Encoding NMR chemical shifts into a biophysical index
NMR chemical shift data contain a wealth of information about the complex conformations and dynamics of proteins, but they are hard to interpret in the native multidimensional space they occupy when considered per amino acid residue. In our ShiftCrypt approach, we apply neural networks to encode these chemical shifts into one value per amino acid, which can be interpreted as a per-residue biophysical index. It enables direct comparisons of the biophysical behaviour of proteins, even if they have very different sequences, and shows how artificial intelligence approaches can aid our unbiased understanding of complex data.
Chemical shifts are the bread and butter of Nuclear Magnetic Resonance (NMR) measurements. They represent the frequencies at which atoms resonate in NMR spectrometers, and so reflect the (chemical) environment of those atoms. For proteins, assigning the chemical shifts to the atoms of their amino acid residues is the first step towards their NMR-based interpretation. Once assigned, these chemical shifts contain a wealth of information about the behavior of the protein in solution. They can indicate the conformation of each amino acid1, and even their dynamics2. Such methods use reference chemical shift values to pinpoint the ‘default’ state of each amino acid type, so enabling different amino acids to be compared to each other.

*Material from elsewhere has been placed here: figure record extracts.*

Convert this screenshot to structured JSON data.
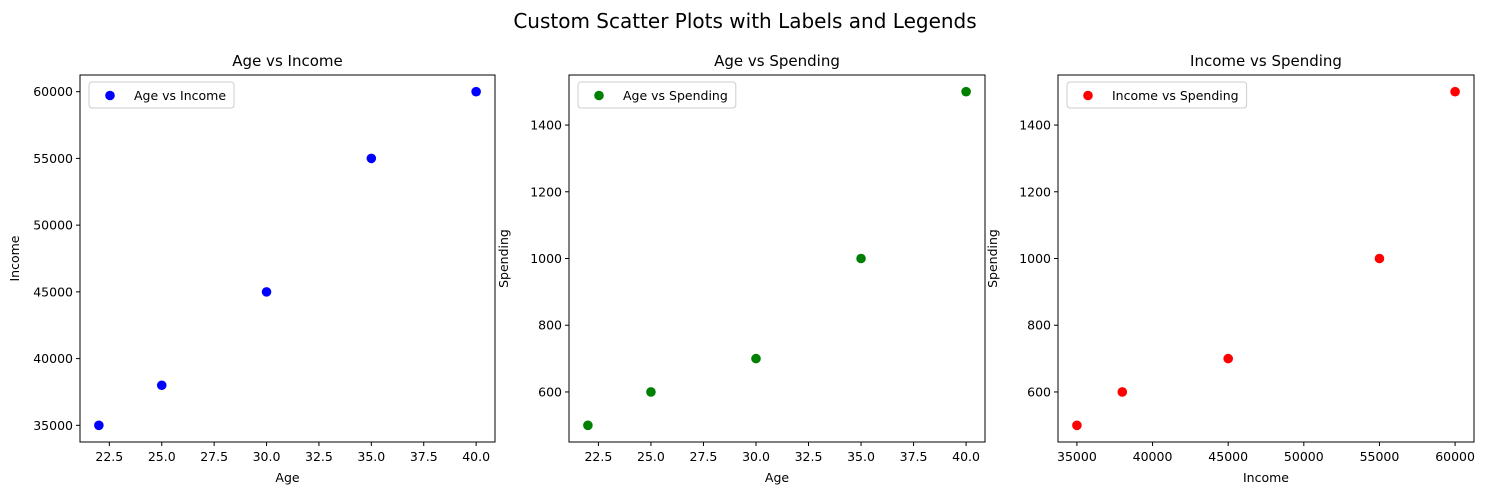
{
  "figure": {
    "suptitle": "Custom Scatter Plots with Labels and Legends"
  },
  "chart_data": [
    {
      "type": "scatter",
      "title": "Age vs Income",
      "xlabel": "Age",
      "ylabel": "Income",
      "xlim": [
        21.1,
        40.9
      ],
      "ylim": [
        33750,
        61250
      ],
      "xticks": [
        22.5,
        25.0,
        27.5,
        30.0,
        32.5,
        35.0,
        37.5,
        40.0
      ],
      "xtick_labels": [
        "22.5",
        "25.0",
        "27.5",
        "30.0",
        "32.5",
        "35.0",
        "37.5",
        "40.0"
      ],
      "yticks": [
        35000,
        40000,
        45000,
        50000,
        55000,
        60000
      ],
      "ytick_labels": [
        "35000",
        "40000",
        "45000",
        "50000",
        "55000",
        "60000"
      ],
      "grid": false,
      "legend_position": "upper-left",
      "series": [
        {
          "name": "Age vs Income",
          "color": "#0000ff",
          "x": [
            22,
            25,
            30,
            35,
            40
          ],
          "y": [
            35000,
            38000,
            45000,
            55000,
            60000
          ]
        }
      ]
    },
    {
      "type": "scatter",
      "title": "Age vs Spending",
      "xlabel": "Age",
      "ylabel": "Spending",
      "xlim": [
        21.1,
        40.9
      ],
      "ylim": [
        450,
        1550
      ],
      "xticks": [
        22.5,
        25.0,
        27.5,
        30.0,
        32.5,
        35.0,
        37.5,
        40.0
      ],
      "xtick_labels": [
        "22.5",
        "25.0",
        "27.5",
        "30.0",
        "32.5",
        "35.0",
        "37.5",
        "40.0"
      ],
      "yticks": [
        600,
        800,
        1000,
        1200,
        1400
      ],
      "ytick_labels": [
        "600",
        "800",
        "1000",
        "1200",
        "1400"
      ],
      "grid": false,
      "legend_position": "upper-left",
      "series": [
        {
          "name": "Age vs Spending",
          "color": "#008000",
          "x": [
            22,
            25,
            30,
            35,
            40
          ],
          "y": [
            500,
            600,
            700,
            1000,
            1500
          ]
        }
      ]
    },
    {
      "type": "scatter",
      "title": "Income vs Spending",
      "xlabel": "Income",
      "ylabel": "Spending",
      "xlim": [
        33750,
        61250
      ],
      "ylim": [
        450,
        1550
      ],
      "xticks": [
        35000,
        40000,
        45000,
        50000,
        55000,
        60000
      ],
      "xtick_labels": [
        "35000",
        "40000",
        "45000",
        "50000",
        "55000",
        "60000"
      ],
      "yticks": [
        600,
        800,
        1000,
        1200,
        1400
      ],
      "ytick_labels": [
        "600",
        "800",
        "1000",
        "1200",
        "1400"
      ],
      "grid": false,
      "legend_position": "upper-left",
      "series": [
        {
          "name": "Income vs Spending",
          "color": "#ff0000",
          "x": [
            35000,
            38000,
            45000,
            55000,
            60000
          ],
          "y": [
            500,
            600,
            700,
            1000,
            1500
          ]
        }
      ]
    }
  ]
}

While working on a project in the lab to estimate the behavior of amino acids from their chemical shift values, we continued to run into a key problem: which set of reference chemical shift values should we use? These values are experimentally determined from short peptides in solution, where the central amino acid is assumed to be in a conformationally neutral state. Different sets have different chemical shift values, however, indicating that these peptides in fact do have inherent conformational preferences. Because we do not know the actual conformations these peptides adopt, it is also impossible to know which of these sets is the ‘best’ (most default). A second challenge we encountered is that chemical shift values for the atoms within one amino acid are interconnected; they change in concert in the hyper-dimensional space they occupy, typically consisting of at least 6 dimensions (atoms). Model-based estimation methods cannot take this into account, and human minds are not able to grasp more than 3 dimensions. Artificial intelligences on the other hand do not have such limitations: the space in which neural networks operate has an arbitrary number of dimensions.

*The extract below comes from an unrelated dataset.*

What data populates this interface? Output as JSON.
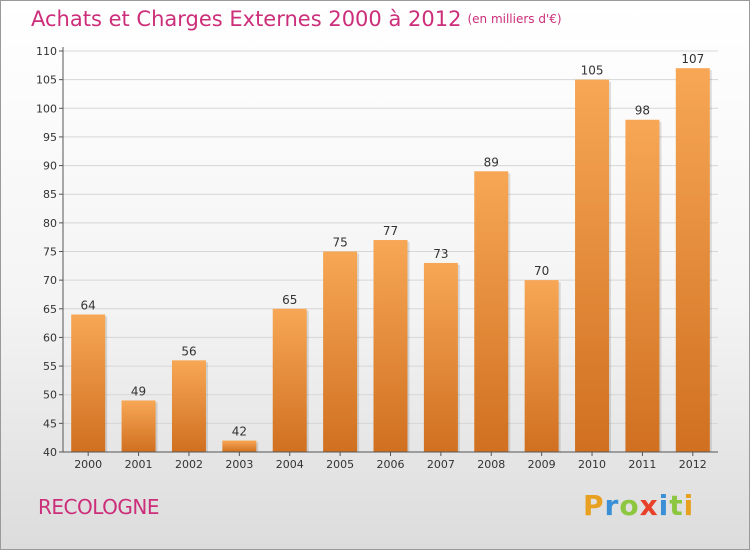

This led us to try and interpret the chemical shift values in their native space, without any standardizations or assumptions about what the values themselves mean. With ShiftCrypt, we “ask” a neural network based autoencoder to “understand” chemical shifts for us and to summarize them in a single dimension (Figure 1). The only assumption we make is that changes in hyper-dimensional shift space have a similar meaning for each amino acid type. In other words, we assume the ShiftCrypt value reflects the overall conformational and dynamic nature of an amino acid, regardless of its type.
Despite this hands-off approach, ShiftCrypt is able to capture typical protein-structure based information such as secondary structure content, without being limited to one particular type of information. The short ‘default state’ peptides, for example, turn out to have quite different and unexpected biophysical biases when viewed the ShiftCrypt way. For full proteins, ShiftCrypt can compare their biophysical characteristics directly, even when they have very different amino acid sequences.
We think ShiftCrypt is a nice illustration of how artificial intelligence, when applied correctly, can shed new light on existing data. Man-made models are, and will continue to be, very useful, especially in case few data are available. Such models, however, always incorporate our current thinking and preconceptions about the interpretation of the data. Artificial intelligence methods do not have this restriction, and given sufficient unbiased data, they can help us to develop new understanding.
1. Wishart, D. S., Sykes, B. D. & Richards, F. M. The chemical shift index: a fast and simple method for the assignment of protein secondary structure through NMR spectroscopy. Biochemistry31,1647–1651 (1992).
2. Berjanskii, M. V. & Wishart, D. S. A simple method to predict protein flexibility using secondary chemical shifts. J. Am. Chem. Soc.127,14970–14971 (2005).